Selisih antara harga jual dan harga beli kembali ini—yang mencapai Rp 232.000 per gram—menjadi margin yang harus diperhitungkan oleh investor. Ini menunjukkan bahwa emas fisik tetap menjadi instrumen investasi jangka panjang, bukan untuk trading jangka pendek.
Rincian Harga Emas Antam Berdasarkan Ukuran
Untuk pembeli ritel, Antam menyediakan variasi bobot mulai dari 0,5 gram hingga 1.000 gram. Berikut rincian harga untuk beberapa ukuran yang paling banyak dicari:
- Emas 0,5 gram: Rp 1.375.500
- Emas 1 gram: Rp 2.651.000
- Emas 5 gram: Rp 12.630.000
- Emas 10 gram: Rp 25.205.000
- Emas 50 gram: Rp 125.595.000
- Emas 100 gram: Rp 251.112.000
- Emas 250 gram: Rp 627.265.000
- Emas 500 gram: Rp 1.253.820.000
- Emas 1.000 gram: Rp 2.507.600.000
Harga-harga tersebut belum termasuk pajak PPh 22 sebesar 0,45 persen bagi pemegang NPWP, atau 0,9 persen bagi yang tidak memiliki NPWP. Pembeli wajib menyertakan Nomor Induk Kependudukan (NIK) untuk setiap transaksi di atas Rp 10 juta.

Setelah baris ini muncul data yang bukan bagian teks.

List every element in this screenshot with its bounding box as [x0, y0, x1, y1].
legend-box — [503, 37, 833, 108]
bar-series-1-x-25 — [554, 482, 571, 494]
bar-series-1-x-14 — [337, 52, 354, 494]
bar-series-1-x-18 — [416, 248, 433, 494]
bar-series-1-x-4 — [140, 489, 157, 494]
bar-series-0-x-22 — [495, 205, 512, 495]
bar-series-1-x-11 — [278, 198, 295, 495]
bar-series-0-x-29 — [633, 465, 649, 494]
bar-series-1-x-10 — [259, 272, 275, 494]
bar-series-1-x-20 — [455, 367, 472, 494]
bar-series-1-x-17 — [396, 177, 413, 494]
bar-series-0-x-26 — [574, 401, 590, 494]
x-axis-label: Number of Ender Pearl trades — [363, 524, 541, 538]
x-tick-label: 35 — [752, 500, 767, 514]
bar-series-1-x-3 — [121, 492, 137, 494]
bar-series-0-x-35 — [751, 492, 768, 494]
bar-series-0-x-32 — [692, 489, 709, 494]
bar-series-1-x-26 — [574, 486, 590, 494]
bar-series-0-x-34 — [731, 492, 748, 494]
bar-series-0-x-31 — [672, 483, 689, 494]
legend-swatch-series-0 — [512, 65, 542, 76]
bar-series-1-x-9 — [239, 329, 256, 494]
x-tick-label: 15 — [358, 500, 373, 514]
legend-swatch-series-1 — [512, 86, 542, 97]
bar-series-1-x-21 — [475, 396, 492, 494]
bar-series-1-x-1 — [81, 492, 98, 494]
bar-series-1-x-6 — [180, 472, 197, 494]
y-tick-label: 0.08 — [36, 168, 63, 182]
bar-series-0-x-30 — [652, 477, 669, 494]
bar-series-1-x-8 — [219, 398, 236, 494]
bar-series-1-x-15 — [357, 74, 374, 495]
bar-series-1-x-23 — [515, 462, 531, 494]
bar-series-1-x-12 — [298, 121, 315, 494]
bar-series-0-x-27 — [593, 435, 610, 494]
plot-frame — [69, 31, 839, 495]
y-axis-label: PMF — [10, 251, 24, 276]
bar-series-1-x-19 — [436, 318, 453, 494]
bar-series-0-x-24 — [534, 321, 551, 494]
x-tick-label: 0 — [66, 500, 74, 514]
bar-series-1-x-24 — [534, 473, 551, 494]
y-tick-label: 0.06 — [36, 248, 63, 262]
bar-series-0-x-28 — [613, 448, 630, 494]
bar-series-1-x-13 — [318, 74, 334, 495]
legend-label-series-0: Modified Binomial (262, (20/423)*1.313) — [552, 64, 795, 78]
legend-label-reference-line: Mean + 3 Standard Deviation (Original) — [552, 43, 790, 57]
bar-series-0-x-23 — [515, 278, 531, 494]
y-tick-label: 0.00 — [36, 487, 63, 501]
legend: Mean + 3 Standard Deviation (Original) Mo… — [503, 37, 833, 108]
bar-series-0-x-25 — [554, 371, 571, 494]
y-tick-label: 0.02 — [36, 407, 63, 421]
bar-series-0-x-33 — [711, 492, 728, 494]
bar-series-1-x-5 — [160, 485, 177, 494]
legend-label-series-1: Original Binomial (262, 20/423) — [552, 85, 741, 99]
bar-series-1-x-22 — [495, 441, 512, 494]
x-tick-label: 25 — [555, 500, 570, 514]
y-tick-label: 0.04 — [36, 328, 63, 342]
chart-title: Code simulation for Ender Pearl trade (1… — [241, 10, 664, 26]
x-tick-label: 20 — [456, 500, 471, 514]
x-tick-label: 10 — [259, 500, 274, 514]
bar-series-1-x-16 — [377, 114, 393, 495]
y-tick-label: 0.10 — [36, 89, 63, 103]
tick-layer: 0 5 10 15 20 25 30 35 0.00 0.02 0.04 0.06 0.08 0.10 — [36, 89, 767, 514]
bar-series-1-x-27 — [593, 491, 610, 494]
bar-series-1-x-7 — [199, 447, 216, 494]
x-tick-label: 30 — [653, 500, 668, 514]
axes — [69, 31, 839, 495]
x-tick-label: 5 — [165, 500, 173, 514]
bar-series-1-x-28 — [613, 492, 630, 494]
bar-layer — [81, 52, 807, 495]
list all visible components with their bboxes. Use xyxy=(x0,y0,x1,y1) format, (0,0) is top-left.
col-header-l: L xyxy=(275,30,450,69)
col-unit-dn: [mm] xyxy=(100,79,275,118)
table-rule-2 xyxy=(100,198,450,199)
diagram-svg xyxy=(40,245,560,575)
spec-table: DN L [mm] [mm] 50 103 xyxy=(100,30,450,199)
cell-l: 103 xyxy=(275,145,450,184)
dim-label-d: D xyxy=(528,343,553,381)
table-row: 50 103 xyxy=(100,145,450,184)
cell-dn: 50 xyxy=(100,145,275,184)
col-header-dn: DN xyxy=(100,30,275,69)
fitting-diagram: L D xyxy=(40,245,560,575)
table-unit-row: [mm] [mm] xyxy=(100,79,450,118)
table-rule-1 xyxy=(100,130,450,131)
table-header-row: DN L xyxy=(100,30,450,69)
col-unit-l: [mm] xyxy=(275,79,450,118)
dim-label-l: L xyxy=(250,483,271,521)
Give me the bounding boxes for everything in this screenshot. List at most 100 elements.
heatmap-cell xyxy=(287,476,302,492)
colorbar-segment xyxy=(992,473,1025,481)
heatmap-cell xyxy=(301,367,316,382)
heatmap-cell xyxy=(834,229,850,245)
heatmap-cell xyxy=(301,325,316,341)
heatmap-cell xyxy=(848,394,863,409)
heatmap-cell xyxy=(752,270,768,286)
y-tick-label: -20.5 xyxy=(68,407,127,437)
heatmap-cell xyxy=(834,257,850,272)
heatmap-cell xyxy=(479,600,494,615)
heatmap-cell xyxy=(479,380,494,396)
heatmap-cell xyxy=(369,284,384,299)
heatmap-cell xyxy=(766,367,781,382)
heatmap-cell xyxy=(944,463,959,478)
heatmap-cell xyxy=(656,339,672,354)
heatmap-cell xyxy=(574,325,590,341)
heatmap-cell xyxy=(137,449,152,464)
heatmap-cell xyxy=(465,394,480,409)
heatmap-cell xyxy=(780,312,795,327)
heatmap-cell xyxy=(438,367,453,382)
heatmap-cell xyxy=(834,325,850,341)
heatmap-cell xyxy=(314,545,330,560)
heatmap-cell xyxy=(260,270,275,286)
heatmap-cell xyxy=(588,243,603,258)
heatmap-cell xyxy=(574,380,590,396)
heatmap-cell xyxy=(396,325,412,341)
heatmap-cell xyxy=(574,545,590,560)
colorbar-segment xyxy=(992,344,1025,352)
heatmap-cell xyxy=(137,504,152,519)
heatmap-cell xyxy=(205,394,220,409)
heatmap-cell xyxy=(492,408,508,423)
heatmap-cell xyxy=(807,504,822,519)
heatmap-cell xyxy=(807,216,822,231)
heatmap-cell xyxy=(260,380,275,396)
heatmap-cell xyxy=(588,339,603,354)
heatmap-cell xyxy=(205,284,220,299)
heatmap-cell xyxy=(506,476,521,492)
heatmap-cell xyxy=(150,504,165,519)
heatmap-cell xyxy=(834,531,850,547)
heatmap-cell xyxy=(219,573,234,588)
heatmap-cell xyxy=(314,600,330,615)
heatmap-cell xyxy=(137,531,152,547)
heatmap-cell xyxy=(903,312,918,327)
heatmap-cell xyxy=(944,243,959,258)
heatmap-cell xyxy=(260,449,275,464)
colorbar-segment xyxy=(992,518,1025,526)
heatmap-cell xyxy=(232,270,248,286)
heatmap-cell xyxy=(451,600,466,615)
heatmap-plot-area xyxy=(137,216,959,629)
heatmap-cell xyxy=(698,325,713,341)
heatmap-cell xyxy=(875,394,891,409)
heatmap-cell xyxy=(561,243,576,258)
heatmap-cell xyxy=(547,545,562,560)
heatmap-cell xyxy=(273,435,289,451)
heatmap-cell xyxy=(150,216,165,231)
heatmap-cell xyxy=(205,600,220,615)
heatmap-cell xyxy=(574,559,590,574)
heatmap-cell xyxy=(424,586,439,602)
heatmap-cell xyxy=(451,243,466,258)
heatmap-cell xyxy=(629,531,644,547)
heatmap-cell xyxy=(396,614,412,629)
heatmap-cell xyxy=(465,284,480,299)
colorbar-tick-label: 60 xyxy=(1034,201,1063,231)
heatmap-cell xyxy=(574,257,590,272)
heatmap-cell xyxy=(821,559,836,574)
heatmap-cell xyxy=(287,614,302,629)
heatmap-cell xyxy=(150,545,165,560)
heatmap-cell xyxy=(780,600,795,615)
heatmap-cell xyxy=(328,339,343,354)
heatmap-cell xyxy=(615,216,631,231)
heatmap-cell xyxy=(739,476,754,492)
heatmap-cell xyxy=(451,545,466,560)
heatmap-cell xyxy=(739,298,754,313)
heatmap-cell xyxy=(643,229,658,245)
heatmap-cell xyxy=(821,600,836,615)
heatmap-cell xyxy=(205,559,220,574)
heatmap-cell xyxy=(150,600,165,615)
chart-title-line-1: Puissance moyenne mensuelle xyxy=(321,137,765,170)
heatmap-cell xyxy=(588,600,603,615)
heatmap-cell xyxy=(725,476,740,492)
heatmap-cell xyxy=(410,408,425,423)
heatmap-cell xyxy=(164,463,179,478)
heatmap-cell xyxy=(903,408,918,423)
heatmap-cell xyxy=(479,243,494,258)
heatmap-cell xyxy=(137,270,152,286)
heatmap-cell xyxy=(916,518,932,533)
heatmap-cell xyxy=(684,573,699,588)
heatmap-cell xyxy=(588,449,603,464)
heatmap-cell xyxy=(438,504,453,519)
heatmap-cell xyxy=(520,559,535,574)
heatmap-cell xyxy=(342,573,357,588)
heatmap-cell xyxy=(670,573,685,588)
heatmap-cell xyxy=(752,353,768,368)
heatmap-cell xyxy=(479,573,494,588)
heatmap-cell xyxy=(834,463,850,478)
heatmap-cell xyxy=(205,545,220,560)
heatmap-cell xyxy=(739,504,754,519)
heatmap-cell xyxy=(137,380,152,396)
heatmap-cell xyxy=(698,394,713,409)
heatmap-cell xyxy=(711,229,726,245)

Buyback: Kapan Waktu yang Tepat untuk Cairkan?
Harga buyback Antam yang berada di Rp 2,419 juta per gram menjadi sinyal bagi pemegang emas yang berniat mencairkan investasi. Angka ini turun tipis dari posisi sebelumnya yang sempat menyentuh Rp 2,420 juta per gram.
Fluktuasi buyback biasanya mengikuti pergerakan harga emas internasional di pasar Loco London. Dalam sepekan terakhir, harga emas global cenderung bergerak mixed di tengah ekspektasi pasar terhadap kebijakan suku bunga bank sentral Amerika Serikat (The Fed). Jika The Fed mempertahankan suku bunga tinggi, harga emas berpotensi tertekan, begitu pula sebaliknya.
Bagi investor yang membeli emas Antam di bawah level harga saat ini, posisi buyback masih memberikan keuntungan. Namun, bagi yang baru masuk di harga puncak, selisih antara harga beli dan buyback perlu diwaspadai sebagai potensi kerugian jika terpaksa dijual dalam waktu dekat.
Antam sendiri merupakan anak usaha BUMN pertambangan, PT Indonesia Asahan Aluminium (Inalum), yang mengelola penjualan emas melalui jaringan Logam Mulia. Produk emas Antam bersertifikat LBMA (London Bullion Market Association) menjadi acuan standar emas batangan di Indonesia. Pergerakan harga hingga akhir pekan ini masih menjadi perhatian para pelaku pasar yang menanti data inflasi AS pekan depan.